The troubles we had heard about on the radio weren’t new. My life until that point had been liberally peppered by news of similar tragedies. What worried me was that they were getting more frequent and growing in number. It was getting to the point that environmental collapse was the only thing being reported on at all.
I was hollered at to come to the table. I ate everything put in front of me in silence.

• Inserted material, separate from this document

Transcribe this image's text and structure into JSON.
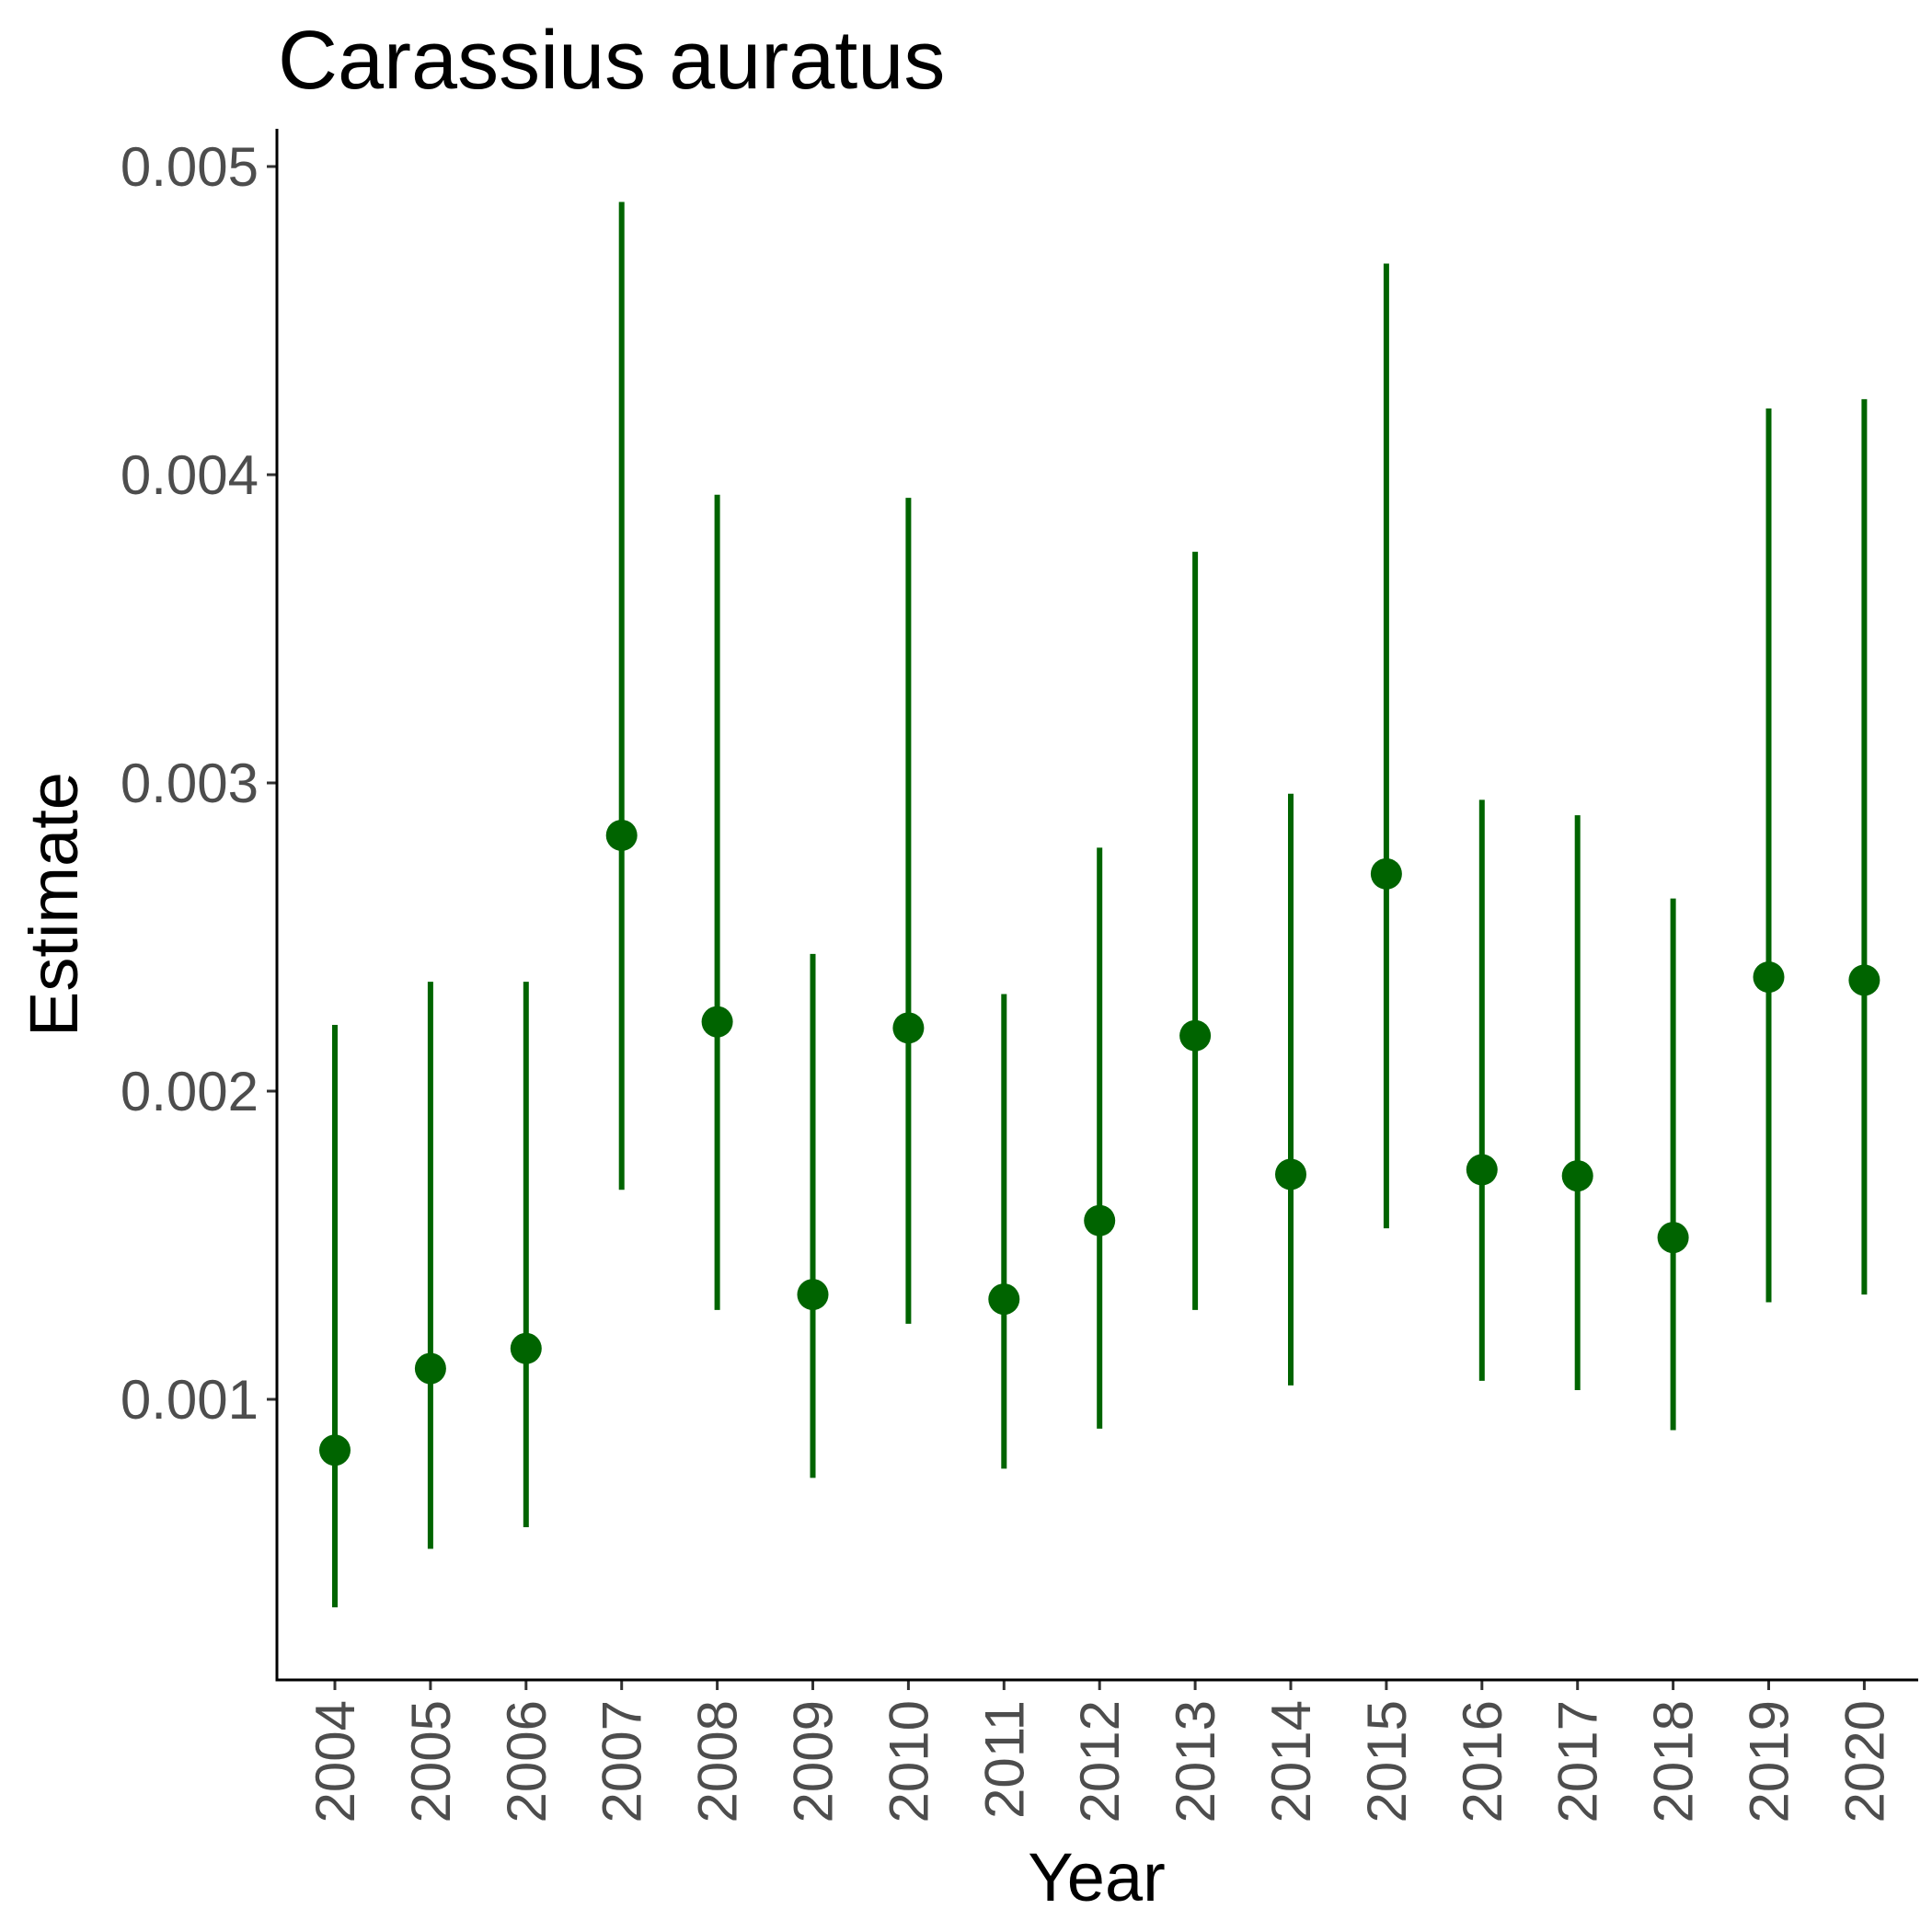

It was about that time that I started to make more of an effort. You know, like pitching in without being asked to. If I had to put a finger on why, I can only say what I see in hindsight: that I was utterly terrified of being alone. My tiny ten-year-old brain must’ve cranked itself into high gear to make sure I was indispensable to my family. I had no reason to think that they’d abandon me. In fact, the possible dissolution of our nuclear unit never even crossed my mind.
Until my mother took us away to live Underground — and left my father behind.
PAYING THE TICKTOCK MAN
MORE THAN THIRTY YEARS of being buried alive in the Underground, there’s a routine that has become second nature. On waking, make your bleary way to the water pump by the sink. Count fifty pumps; unless it’s a wash day, then count one hundred pumps. If it’s wash day, light a few scraps in the tray beneath the tank so it won’t be icy to the touch. Any other day, don’t waste the fuel.
Open the bathroom cupboard and do your business. Experience the same moment of panic every damn day when you think you’ve accidentally peed in the poop hole, or vice versa. It happened once shortly after the reclamation system was installed more than twenty years ago, but you still have nightmares about it. Check you’ve done it right about seven times before activating the vacuum lever that sucks it away.